Second, the centrality of statistical analysis. Examining quantitative analysis can take centre stage, compared to other testimonies, and especially individual testimonies. In some cases, it is the result of the nature of the trial (the structure of the case can be statistical in nature for example); it could also be a strategy to frame a trial as a “battle of experts”. One aspect of this battle is that expert witnesses’ testimonies are not decisive in themselves, but in the way they help to destroy the other party’s narrative, as well as in their ability to constitute “backfire”. Traditional strategies of this organized scepticism are based on what Collins calls the “experimenter’s regress”: There can always be scientific valid alternatives to one expert’s choices. It can also consist in increasing the number of causal factors to undermine the other expert’s causality claims (see e.g. Brandmayr’s analysis of L’Aquila trial).

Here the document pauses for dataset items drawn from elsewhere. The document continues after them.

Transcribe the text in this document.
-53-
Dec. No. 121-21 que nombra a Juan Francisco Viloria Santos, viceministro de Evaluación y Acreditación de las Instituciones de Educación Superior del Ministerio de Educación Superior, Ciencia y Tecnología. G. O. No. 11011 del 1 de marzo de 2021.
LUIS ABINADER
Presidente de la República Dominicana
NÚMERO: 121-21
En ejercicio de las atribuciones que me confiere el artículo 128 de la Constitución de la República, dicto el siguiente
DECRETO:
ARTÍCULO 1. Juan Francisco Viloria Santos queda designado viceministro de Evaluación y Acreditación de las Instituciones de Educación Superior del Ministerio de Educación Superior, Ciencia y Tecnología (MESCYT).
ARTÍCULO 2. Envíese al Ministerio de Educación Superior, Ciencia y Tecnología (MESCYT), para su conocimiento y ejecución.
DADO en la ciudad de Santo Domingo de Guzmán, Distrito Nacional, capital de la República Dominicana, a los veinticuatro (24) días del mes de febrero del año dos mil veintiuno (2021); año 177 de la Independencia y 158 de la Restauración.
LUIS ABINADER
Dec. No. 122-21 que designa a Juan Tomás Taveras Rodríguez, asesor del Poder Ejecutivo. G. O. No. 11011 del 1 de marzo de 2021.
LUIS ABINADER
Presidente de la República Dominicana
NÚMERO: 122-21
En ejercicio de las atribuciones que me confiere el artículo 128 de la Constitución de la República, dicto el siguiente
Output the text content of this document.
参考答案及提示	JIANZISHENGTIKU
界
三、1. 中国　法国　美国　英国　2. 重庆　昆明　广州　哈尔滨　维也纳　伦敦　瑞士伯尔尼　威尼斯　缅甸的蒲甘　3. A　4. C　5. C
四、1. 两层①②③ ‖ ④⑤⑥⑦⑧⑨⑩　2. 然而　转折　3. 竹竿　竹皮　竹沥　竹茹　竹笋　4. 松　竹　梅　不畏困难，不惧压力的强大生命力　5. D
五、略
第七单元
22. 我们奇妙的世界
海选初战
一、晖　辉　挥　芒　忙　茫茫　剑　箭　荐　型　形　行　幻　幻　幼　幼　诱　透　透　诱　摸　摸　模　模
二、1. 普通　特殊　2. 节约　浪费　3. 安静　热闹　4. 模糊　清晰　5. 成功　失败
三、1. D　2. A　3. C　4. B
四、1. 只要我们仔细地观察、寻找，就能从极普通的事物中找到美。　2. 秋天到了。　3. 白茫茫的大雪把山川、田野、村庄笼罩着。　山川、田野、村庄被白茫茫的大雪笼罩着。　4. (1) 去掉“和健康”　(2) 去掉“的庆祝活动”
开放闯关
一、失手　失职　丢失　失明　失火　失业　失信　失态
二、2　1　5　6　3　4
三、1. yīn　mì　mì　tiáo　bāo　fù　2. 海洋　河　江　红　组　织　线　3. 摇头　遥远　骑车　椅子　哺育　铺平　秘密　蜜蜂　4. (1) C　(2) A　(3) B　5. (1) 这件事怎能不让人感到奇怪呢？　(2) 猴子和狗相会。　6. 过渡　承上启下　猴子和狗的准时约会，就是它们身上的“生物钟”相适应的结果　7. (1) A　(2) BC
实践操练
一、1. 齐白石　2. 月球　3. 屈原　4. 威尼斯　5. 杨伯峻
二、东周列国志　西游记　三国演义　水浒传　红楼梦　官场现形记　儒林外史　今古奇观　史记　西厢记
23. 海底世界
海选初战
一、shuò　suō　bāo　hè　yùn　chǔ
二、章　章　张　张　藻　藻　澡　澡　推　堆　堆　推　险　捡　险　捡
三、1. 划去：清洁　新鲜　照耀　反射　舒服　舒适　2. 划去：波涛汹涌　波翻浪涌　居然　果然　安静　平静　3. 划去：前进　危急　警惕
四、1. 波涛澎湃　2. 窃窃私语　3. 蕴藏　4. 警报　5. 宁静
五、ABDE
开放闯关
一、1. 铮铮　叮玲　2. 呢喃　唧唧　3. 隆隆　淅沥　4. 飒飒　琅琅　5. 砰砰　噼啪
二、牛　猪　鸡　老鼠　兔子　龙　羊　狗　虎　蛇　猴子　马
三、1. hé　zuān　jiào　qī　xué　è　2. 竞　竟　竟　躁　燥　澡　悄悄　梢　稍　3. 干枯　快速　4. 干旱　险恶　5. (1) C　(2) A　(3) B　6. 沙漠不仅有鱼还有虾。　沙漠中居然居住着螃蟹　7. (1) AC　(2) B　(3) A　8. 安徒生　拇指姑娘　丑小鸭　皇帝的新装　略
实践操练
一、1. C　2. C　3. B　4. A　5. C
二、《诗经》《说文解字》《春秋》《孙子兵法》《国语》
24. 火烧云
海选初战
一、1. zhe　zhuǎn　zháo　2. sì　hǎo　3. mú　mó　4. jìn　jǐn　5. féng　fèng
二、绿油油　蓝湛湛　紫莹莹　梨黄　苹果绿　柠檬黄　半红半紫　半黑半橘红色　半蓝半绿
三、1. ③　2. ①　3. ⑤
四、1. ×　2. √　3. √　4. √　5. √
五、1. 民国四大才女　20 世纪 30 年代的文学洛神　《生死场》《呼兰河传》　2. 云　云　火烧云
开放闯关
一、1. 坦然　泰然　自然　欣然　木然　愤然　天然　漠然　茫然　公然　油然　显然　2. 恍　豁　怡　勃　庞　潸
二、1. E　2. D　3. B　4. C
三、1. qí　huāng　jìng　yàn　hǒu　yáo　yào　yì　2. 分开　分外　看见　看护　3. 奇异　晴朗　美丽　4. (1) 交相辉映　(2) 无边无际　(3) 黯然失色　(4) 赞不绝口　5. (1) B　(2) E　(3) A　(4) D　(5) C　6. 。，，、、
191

Important differences between the 1970s and 1980s, and today, is the development of economics (and econometrics) training for the legal profession and the tremendous improvement of information systems on experts witnesses in particular, but also on cases and methods to be used. What is strikingly similar however is the way the social sciences are exposed in court. Legal settings reveal the social construction of sciences and how current practices are shaped by a variety of factors.
“The prevalent assumption was that scientific truth or consensus was always ‘out there’ for the law to find and that any failure to accomplish this goal was due to imperfections in the machinery of the law. Social studies of science pose a fundamental challenge to this relatively comfortable assessment. The difficulty of locating facts, truth, or consensus now seems to be embedded in the way science works.” (Jasanoff 1992, p. 356)
Social scientists then have to face the fact “the role they are asked to play” (Brandmayr 2017, p.348) can also have an important impact on the issue at stake, along with the scientific knowledge they produced.
The Harvard trial is, after all, about admissions policy and transparency about the criteria used and their measurability as well as objectivity. In that regard, what seems at stake is Harvard’s use of race in its admissions, as well as many other factors—e.g. the very existence of legacy applicants has been also under fire, though to a much lesser extent. Proving that Harvard discriminates against Asian Americans would constitute a case against race-conscious admissions, while the way Harvard actually uses race in his admissions is not agreed on. The trial is about the public discussion of Harvard’s standards of admission and actual practices. Written guidelines, apparently submitted by Harvard during the trial, are exactly what such trials are about: forcing an institution to uncover its practices. Harvard’s practices can be inferred from decisions as observed using quantitative data, but also by asking admission officers to justify their activities. Echoing an old methodological battle on the way choices are observed, observing the battle of economists in courts acts as a reminder that a trial is essentially an exercise in weighting the pluralism of evidence.